Flávio Tin / Notícias do Dia
Vamos ao jogo que eu acompanhei, onde o JEC venceu e o Figueira vai reclamar um bom tempo de Célio Amorim. Do árbitro eu falo mais tarde.

Com 4 minutos, já estava 1 a 0 pro tricolor, na manjada jogada de pivô de Jael para Edigar Júnio entrar sozinho na área. Isso já tirou todo o planejamento de Vinicius Eutrópio e de uma torcida que esperava uma vitória para que o time alvinegro disparasse. O tempo passou, o jogo do Figueira não entrou, o Joinville dominou, e o nervosismo chegou (o zagueiro Marquinhos, do Figueira, era uma prova). Celinho se atrapalhou, começou a distribuir cartões a esmo e o jogo descambou. Mas calma aí, que dele eu falo mais tarde.

Provocando um raciocínio: time atrás no placar, com um jogador a menos (depois com número igual, com a expulsão de Hygor), e um campo bem maior, o time tem que pressionar, certo? Errado. O segundo tempo foi de uma pasmaceira futebolística do Figueirense, que tocava a bola de lado sem nenhuma característica de quem queria ir para o abafa. Brilhou a estrela da zaga tricolor e de Hemerson Maria, que levou pro vestiário um time com ânimos a flor da pele e conseguiu tranquilizar. As chances de ataque eram neutralizadas. Só com o gol de Clayton, aos 42, que o Figueira ganhou um gás para tentar abafar. Mas com um time muito mais organizado, o JEC deu as cartas. Marcos Assunção desapareceu em campo, e o time da casa não engrenou. Simples assim. Eutrópio não deu a energia que Maria arrumou no time, que "comeu grama" contra um adversário que não tinha vontade de lutar. Não dá pra dizer que nenhum jogador do Joinville tenha decepcionado.

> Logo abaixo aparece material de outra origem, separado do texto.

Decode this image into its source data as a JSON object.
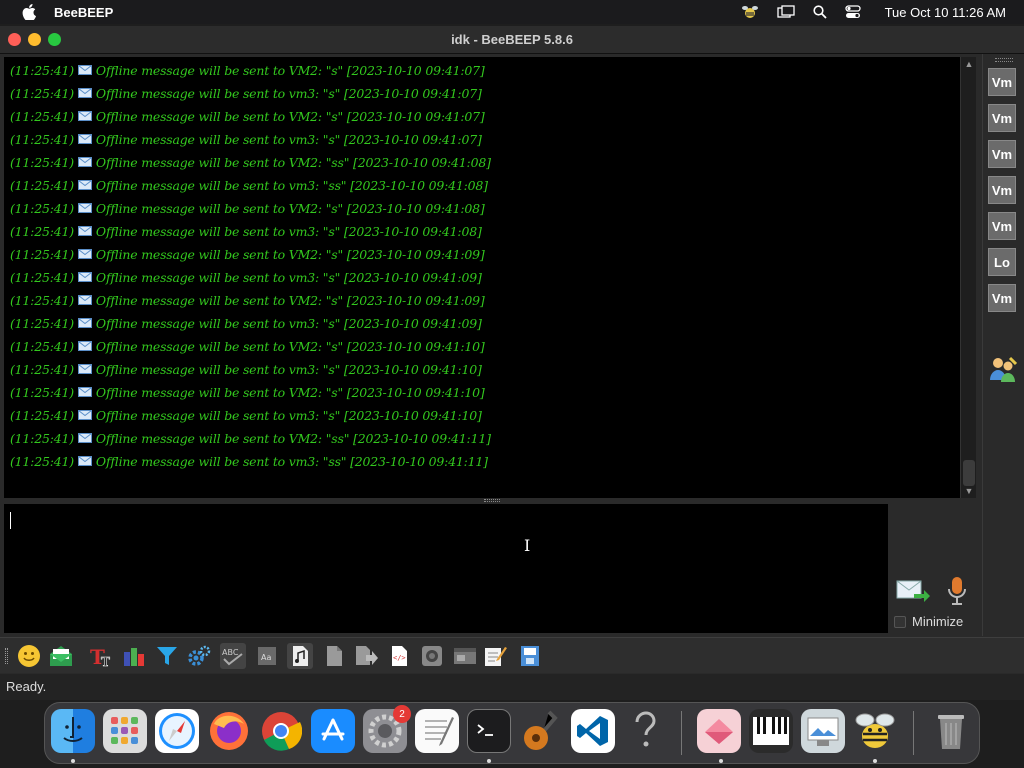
{
  "menubar": {
    "app_name": "BeeBEEP",
    "clock": "Tue Oct 10  11:26 AM"
  },
  "window": {
    "title": "idk - BeeBEEP 5.8.6"
  },
  "messages": [
    {
      "time": "(11:25:41)",
      "text": "Offline message will be sent to VM2: \"s\" [2023-10-10 09:41:07]"
    },
    {
      "time": "(11:25:41)",
      "text": "Offline message will be sent to vm3: \"s\" [2023-10-10 09:41:07]"
    },
    {
      "time": "(11:25:41)",
      "text": "Offline message will be sent to VM2: \"s\" [2023-10-10 09:41:07]"
    },
    {
      "time": "(11:25:41)",
      "text": "Offline message will be sent to vm3: \"s\" [2023-10-10 09:41:07]"
    },
    {
      "time": "(11:25:41)",
      "text": "Offline message will be sent to VM2: \"ss\" [2023-10-10 09:41:08]"
    },
    {
      "time": "(11:25:41)",
      "text": "Offline message will be sent to vm3: \"ss\" [2023-10-10 09:41:08]"
    },
    {
      "time": "(11:25:41)",
      "text": "Offline message will be sent to VM2: \"s\" [2023-10-10 09:41:08]"
    },
    {
      "time": "(11:25:41)",
      "text": "Offline message will be sent to vm3: \"s\" [2023-10-10 09:41:08]"
    },
    {
      "time": "(11:25:41)",
      "text": "Offline message will be sent to VM2: \"s\" [2023-10-10 09:41:09]"
    },
    {
      "time": "(11:25:41)",
      "text": "Offline message will be sent to vm3: \"s\" [2023-10-10 09:41:09]"
    },
    {
      "time": "(11:25:41)",
      "text": "Offline message will be sent to VM2: \"s\" [2023-10-10 09:41:09]"
    },
    {
      "time": "(11:25:41)",
      "text": "Offline message will be sent to vm3: \"s\" [2023-10-10 09:41:09]"
    },
    {
      "time": "(11:25:41)",
      "text": "Offline message will be sent to VM2: \"s\" [2023-10-10 09:41:10]"
    },
    {
      "time": "(11:25:41)",
      "text": "Offline message will be sent to vm3: \"s\" [2023-10-10 09:41:10]"
    },
    {
      "time": "(11:25:41)",
      "text": "Offline message will be sent to VM2: \"s\" [2023-10-10 09:41:10]"
    },
    {
      "time": "(11:25:41)",
      "text": "Offline message will be sent to vm3: \"s\" [2023-10-10 09:41:10]"
    },
    {
      "time": "(11:25:41)",
      "text": "Offline message will be sent to VM2: \"ss\" [2023-10-10 09:41:11]"
    },
    {
      "time": "(11:25:41)",
      "text": "Offline message will be sent to vm3: \"ss\" [2023-10-10 09:41:11]"
    }
  ],
  "compose": {
    "minimize_label": "Minimize"
  },
  "users": [
    {
      "label": "Vm"
    },
    {
      "label": "Vm"
    },
    {
      "label": "Vm"
    },
    {
      "label": "Vm"
    },
    {
      "label": "Vm"
    },
    {
      "label": "Lo"
    },
    {
      "label": "Vm"
    }
  ],
  "status": {
    "text": "Ready."
  },
  "dock": {
    "settings_badge": "2"
  },
  "colors": {
    "message_text": "#33c81e",
    "chat_background": "#000000",
    "user_button": "#6b6b6b"
  }
}
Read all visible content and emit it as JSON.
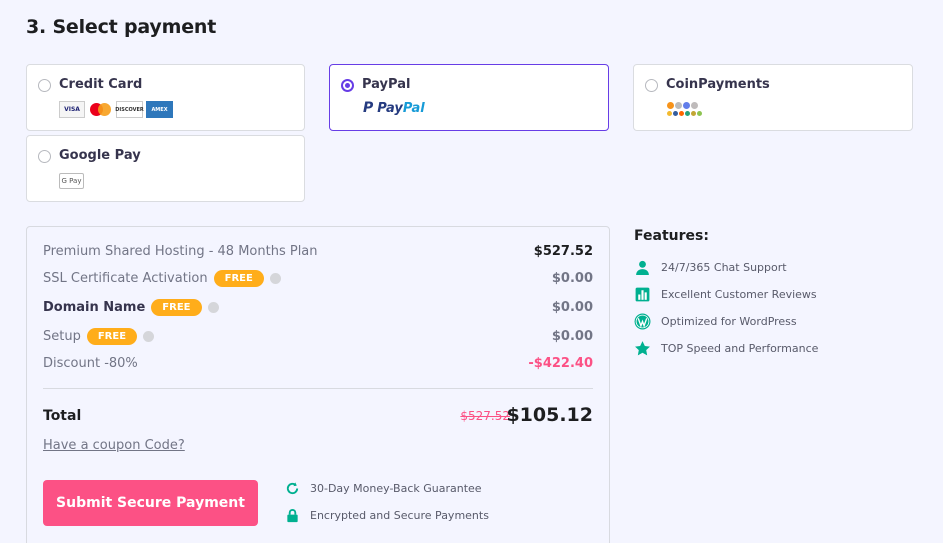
{
  "heading": "3. Select payment",
  "payment_methods": [
    {
      "label": "Credit Card",
      "selected": false,
      "logos": [
        "VISA",
        "mastercard",
        "DISCOVER",
        "AMERICAN EXPRESS"
      ]
    },
    {
      "label": "PayPal",
      "selected": true,
      "logo_text_1": "Pay",
      "logo_text_2": "Pal",
      "logo_mark": "P"
    },
    {
      "label": "CoinPayments",
      "selected": false
    },
    {
      "label": "Google Pay",
      "selected": false,
      "logo_text": "G Pay"
    }
  ],
  "summary": {
    "items": [
      {
        "label": "Premium Shared Hosting - 48 Months Plan",
        "value": "$527.52"
      },
      {
        "label": "SSL Certificate Activation",
        "badge": "FREE",
        "value": "$0.00"
      },
      {
        "label": "Domain Name",
        "badge": "FREE",
        "value": "$0.00"
      },
      {
        "label": "Setup",
        "badge": "FREE",
        "value": "$0.00"
      },
      {
        "label": "Discount -80%",
        "value": "-$422.40"
      }
    ],
    "total_label": "Total",
    "old_price": "$527.52",
    "new_price": "$105.12",
    "coupon_link": "Have a coupon Code?",
    "submit_label": "Submit Secure Payment",
    "guarantees": [
      "30-Day Money-Back Guarantee",
      "Encrypted and Secure Payments"
    ]
  },
  "features": {
    "title": "Features:",
    "items": [
      {
        "label": "24/7/365 Chat Support",
        "icon": "user-icon"
      },
      {
        "label": "Excellent Customer Reviews",
        "icon": "chart-icon"
      },
      {
        "label": "Optimized for WordPress",
        "icon": "wordpress-icon"
      },
      {
        "label": "TOP Speed and Performance",
        "icon": "star-icon"
      }
    ]
  },
  "colors": {
    "accent": "#673de6",
    "pink": "#fc5185",
    "badge": "#ffad1a",
    "green": "#00b090"
  }
}
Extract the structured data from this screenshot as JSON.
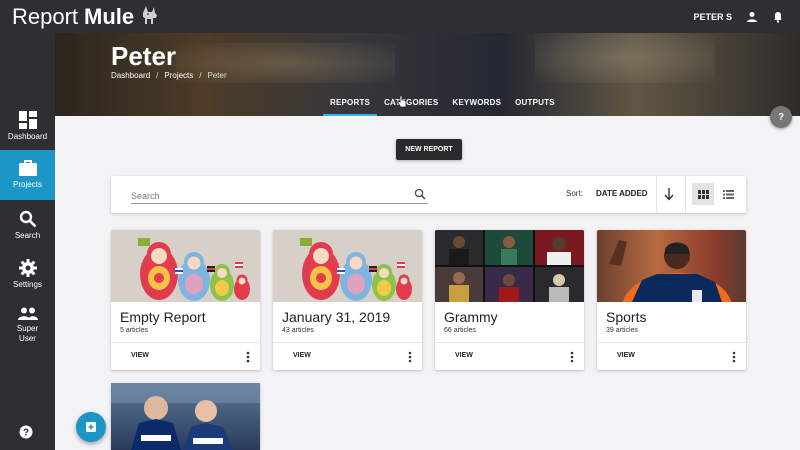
{
  "app": {
    "brand_part1": "Report",
    "brand_part2": "Mule",
    "user_name": "PETER S"
  },
  "sidebar": {
    "items": [
      {
        "label": "Dashboard",
        "icon": "dashboard-icon",
        "active": false
      },
      {
        "label": "Projects",
        "icon": "briefcase-icon",
        "active": true
      },
      {
        "label": "Search",
        "icon": "search-icon",
        "active": false
      },
      {
        "label": "Settings",
        "icon": "gear-icon",
        "active": false
      },
      {
        "label": "Super",
        "label2": "User",
        "icon": "people-icon",
        "active": false
      }
    ],
    "help_icon": "help-icon"
  },
  "hero": {
    "title": "Peter",
    "breadcrumb": [
      "Dashboard",
      "Projects",
      "Peter"
    ],
    "tabs": [
      "REPORTS",
      "CATEGORIES",
      "KEYWORDS",
      "OUTPUTS"
    ],
    "active_tab": "REPORTS"
  },
  "help_button": "?",
  "toolbar": {
    "new_report_label": "NEW REPORT"
  },
  "search": {
    "placeholder": "Search",
    "value": "",
    "sort_label": "Sort:",
    "sort_value": "DATE ADDED",
    "sort_direction": "descending",
    "view_mode": "grid"
  },
  "reports": [
    {
      "title": "Empty Report",
      "count": "5 articles",
      "image": "nesting-dolls",
      "action": "VIEW"
    },
    {
      "title": "January 31, 2019",
      "count": "43 articles",
      "image": "nesting-dolls",
      "action": "VIEW"
    },
    {
      "title": "Grammy",
      "count": "66 articles",
      "image": "photo-collage",
      "action": "VIEW"
    },
    {
      "title": "Sports",
      "count": "39 articles",
      "image": "football-player",
      "action": "VIEW"
    },
    {
      "title": "",
      "count": "",
      "image": "hockey-players",
      "action": ""
    }
  ],
  "colors": {
    "accent": "#1e95c7",
    "topbar": "#2f2f33",
    "tab_underline": "#2fb4e8"
  }
}
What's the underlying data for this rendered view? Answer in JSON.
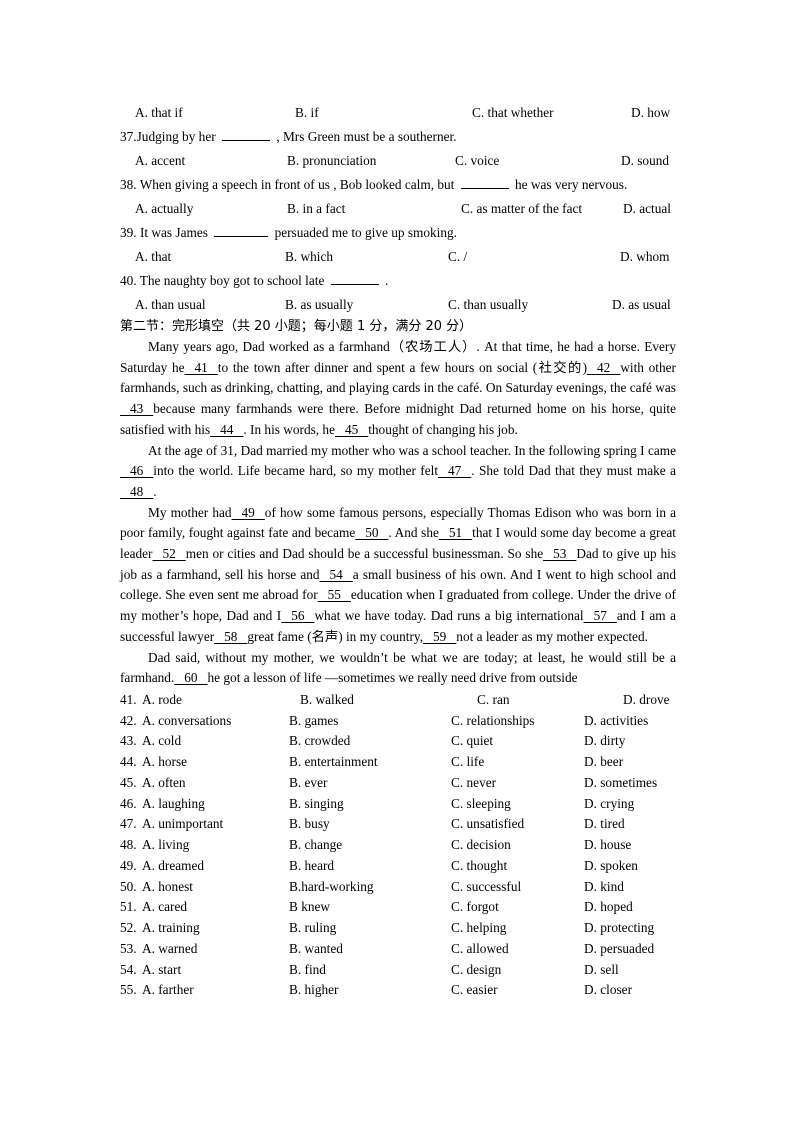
{
  "part1": {
    "q36_options": {
      "A": "A. that if",
      "B": "B. if",
      "C": "C. that whether",
      "D": "D. how"
    },
    "questions": [
      {
        "number": "37.",
        "before": "Judging by her",
        "after": ", Mrs Green must be a southerner.",
        "options": {
          "A": "A. accent",
          "B": "B. pronunciation",
          "C": "C. voice",
          "D": "D. sound"
        }
      },
      {
        "number": "38.",
        "before": "When giving a speech in front of us , Bob looked calm, but",
        "after": "he was very nervous.",
        "options": {
          "A": "A. actually",
          "B": "B. in a fact",
          "C": "C. as matter of the fact",
          "D": "D. actual"
        }
      },
      {
        "number": "39.",
        "before": "It was James",
        "after": "persuaded me to give up smoking.",
        "options": {
          "A": "A. that",
          "B": "B. which",
          "C": "C. /",
          "D": "D. whom"
        }
      },
      {
        "number": "40.",
        "before": "The naughty boy got to school late",
        "after": ".",
        "options": {
          "A": "A. than usual",
          "B": "B. as usually",
          "C": "C. than usually",
          "D": "D. as usual"
        }
      }
    ]
  },
  "part2": {
    "heading": "第二节：完形填空（共 20 小题；每小题 1 分，满分 20 分）",
    "paragraphs": [
      {
        "segments": [
          "Many years ago, Dad worked as a farmhand（农场工人）. At that time, he had a horse. Every Saturday he",
          "41",
          "to the town after dinner and spent a few hours on social (社交的)",
          "42",
          "with other farmhands, such as drinking, chatting, and playing cards in the café. On Saturday evenings, the café was",
          "43",
          "because many farmhands were there. Before midnight Dad returned home on his horse, quite satisfied with his",
          "44",
          ". In his words, he",
          "45",
          "thought of changing his job."
        ]
      },
      {
        "segments": [
          "At the age of 31, Dad married my mother who was a school teacher. In the following spring I came",
          "46",
          "into the world. Life became hard, so my mother felt",
          "47",
          ". She told Dad that they must make a",
          "48",
          "."
        ]
      },
      {
        "segments": [
          "My mother had",
          "49",
          "of how some famous persons, especially Thomas Edison who was born in a poor family, fought against fate and became",
          "50",
          ". And she",
          "51",
          "that I would some day become a great leader",
          "52",
          "men or cities and Dad should be a successful businessman. So she",
          "53",
          "Dad to give up his job as a farmhand, sell his horse and",
          "54",
          "a small business of his own. And I went to high school and college. She even sent me abroad for",
          "55",
          "education when I graduated from college. Under the drive of my mother’s hope, Dad and I",
          "56",
          "what we have today. Dad runs a big international",
          "57",
          "and I am a successful lawyer",
          "58",
          "great fame (名声) in my country,",
          "59",
          "not a leader as my mother expected."
        ]
      },
      {
        "segments": [
          "Dad said, without my mother, we wouldn’t be what we are today; at least, he would still be a farmhand.",
          "60",
          "he got a lesson of life —sometimes we really need drive from outside"
        ]
      }
    ],
    "answers": [
      {
        "n": "41.",
        "A": "A. rode",
        "B": "B. walked",
        "C": "C. ran",
        "D": "D. drove"
      },
      {
        "n": "42.",
        "A": "A. conversations",
        "B": "B. games",
        "C": "C. relationships",
        "D": "D. activities"
      },
      {
        "n": "43.",
        "A": "A. cold",
        "B": "B. crowded",
        "C": "C. quiet",
        "D": "D. dirty"
      },
      {
        "n": "44.",
        "A": "A. horse",
        "B": "B. entertainment",
        "C": "C. life",
        "D": "D. beer"
      },
      {
        "n": "45.",
        "A": "A. often",
        "B": "B. ever",
        "C": "C. never",
        "D": "D. sometimes"
      },
      {
        "n": "46.",
        "A": "A. laughing",
        "B": "B. singing",
        "C": "C. sleeping",
        "D": "D. crying"
      },
      {
        "n": "47.",
        "A": "A. unimportant",
        "B": "B. busy",
        "C": "C. unsatisfied",
        "D": "D. tired"
      },
      {
        "n": "48.",
        "A": "A. living",
        "B": "B. change",
        "C": "C. decision",
        "D": "D. house"
      },
      {
        "n": "49.",
        "A": "A. dreamed",
        "B": "B. heard",
        "C": "C. thought",
        "D": "D. spoken"
      },
      {
        "n": "50.",
        "A": "A. honest",
        "B": "B.hard-working",
        "C": "C. successful",
        "D": "D. kind"
      },
      {
        "n": "51.",
        "A": "A. cared",
        "B": "B knew",
        "C": "C. forgot",
        "D": "D. hoped"
      },
      {
        "n": "52.",
        "A": "A. training",
        "B": "B. ruling",
        "C": "C. helping",
        "D": "D. protecting"
      },
      {
        "n": "53.",
        "A": "A. warned",
        "B": "B. wanted",
        "C": "C. allowed",
        "D": "D. persuaded"
      },
      {
        "n": "54.",
        "A": "A. start",
        "B": "B. find",
        "C": "C. design",
        "D": "D. sell"
      },
      {
        "n": "55.",
        "A": "A. farther",
        "B": "B. higher",
        "C": "C. easier",
        "D": "D. closer"
      }
    ]
  }
}
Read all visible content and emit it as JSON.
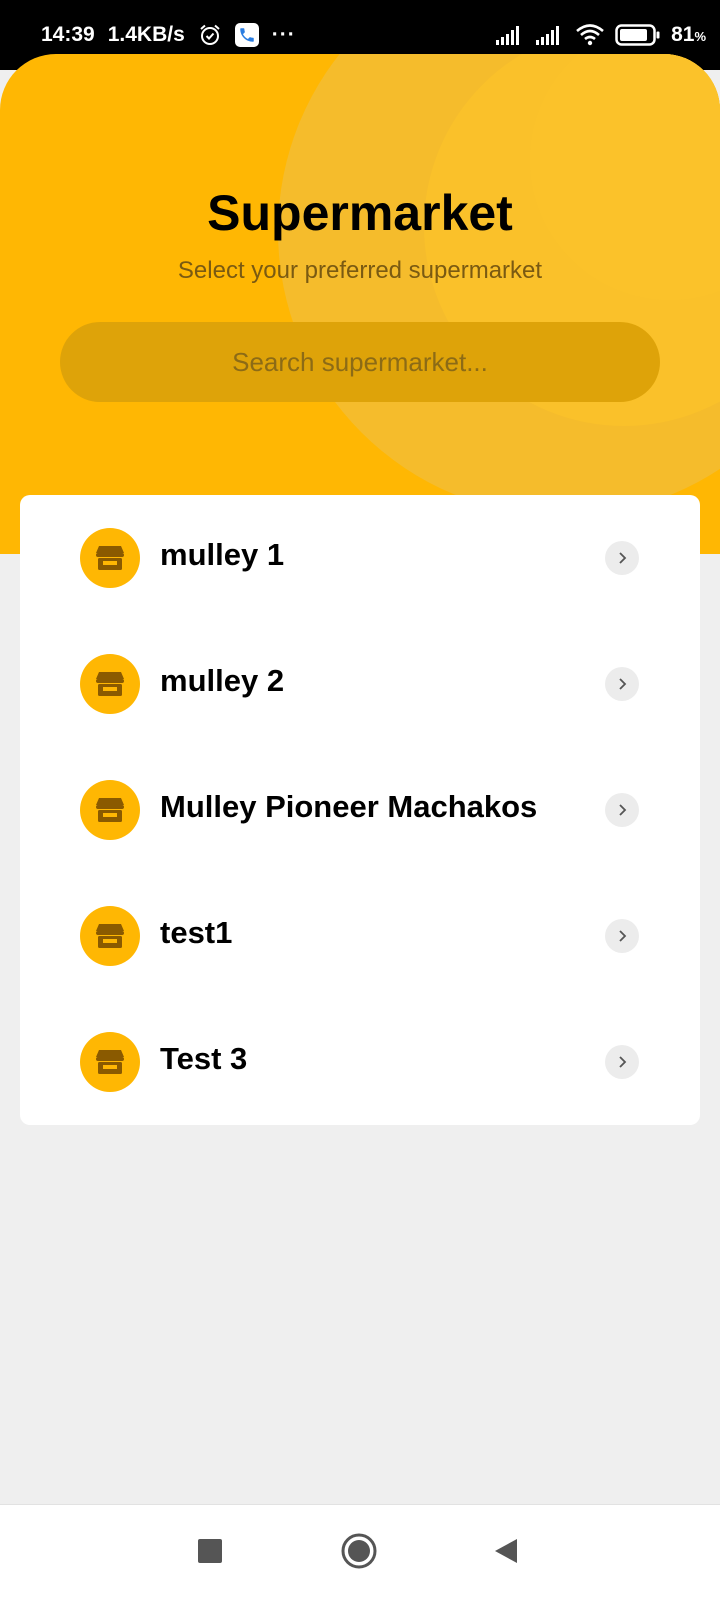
{
  "status_bar": {
    "time": "14:39",
    "speed": "1.4KB/s",
    "more": "···",
    "battery_percent": "81",
    "battery_unit": "%"
  },
  "header": {
    "title": "Supermarket",
    "subtitle": "Select your preferred supermarket"
  },
  "search": {
    "placeholder": "Search supermarket...",
    "value": ""
  },
  "supermarkets": [
    {
      "name": "mulley 1"
    },
    {
      "name": "mulley 2"
    },
    {
      "name": "Mulley Pioneer Machakos"
    },
    {
      "name": "test1"
    },
    {
      "name": "Test 3"
    }
  ],
  "icons": {
    "store": "store-icon",
    "chevron": "chevron-right-icon",
    "nav_recents": "square-icon",
    "nav_home": "circle-icon",
    "nav_back": "back-triangle-icon"
  },
  "colors": {
    "accent": "#ffb703",
    "search_bg": "#dea309",
    "page_bg": "#efefef",
    "card_bg": "#ffffff"
  }
}
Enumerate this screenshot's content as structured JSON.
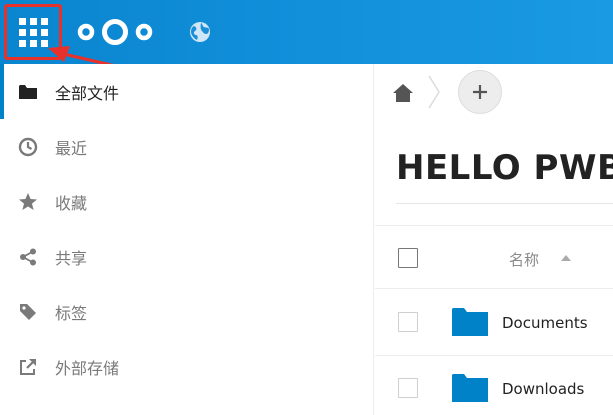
{
  "header": {
    "apps_icon": "apps-grid-icon",
    "logo_icon": "nextcloud-logo-icon",
    "globe_icon": "globe-icon",
    "accent": "#0082c9",
    "highlight": "#e8312b"
  },
  "sidebar": {
    "items": [
      {
        "label": "全部文件",
        "icon": "folder-icon",
        "active": true
      },
      {
        "label": "最近",
        "icon": "clock-icon",
        "active": false
      },
      {
        "label": "收藏",
        "icon": "star-icon",
        "active": false
      },
      {
        "label": "共享",
        "icon": "share-icon",
        "active": false
      },
      {
        "label": "标签",
        "icon": "tag-icon",
        "active": false
      },
      {
        "label": "外部存储",
        "icon": "external-link-icon",
        "active": false
      }
    ]
  },
  "main": {
    "title": "HELLO PWB",
    "breadcrumb": {
      "home_icon": "home-icon",
      "add_icon": "plus-icon"
    },
    "table": {
      "name_header": "名称",
      "rows": [
        {
          "name": "Documents",
          "icon": "folder-icon"
        },
        {
          "name": "Downloads",
          "icon": "folder-icon"
        }
      ]
    }
  }
}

Agora, o árbitro. Célio Amorim era aspirante à Fifa e perdeu essa condição pelos erros seguidos. É um rapaz que vem numa descendente técnica, está presente nos jogos decisivos pelo nome, e está atrás de vários que pedem espaço, como Rodrigo Dalonso e Bráulio Machado. Hoje, ele deu uma prova de que não consegue controlar os ânimos de uma partida. Deixou o jogo descambar pra confusão e poderia ter agido mais. Em uma temporada em que a arbitragem catarinense vem sendo colocada em xeque a cada rodada, não sei o que poderia acontecer em uma decisão. Que na briga pelo título não aconteçam bizarrices. Se começar o movimento para trazer gente de fora pras finais (o que já aconteceu em outros anos), vai ter gente reclamando. Então melhor esperar que a turma da casa resolva.

No outro jogo, nem tem muito o que comentar. O Metropolitano é um time incrível. Quando vem numa boa fase, faz um trabalho gigante de mobilização e leva o torcedor pro estádio. Com casa cheia, o time decepciona. Já aconteceu isso várias vezes. Melhor pro Tigre, que não quis saber e goleou. Assume a liderança, e mesmo se perder em Joinville, se classifica se vencer o Figueirense, esse sim o maior pressionado, dentro do Heriberto Hulse.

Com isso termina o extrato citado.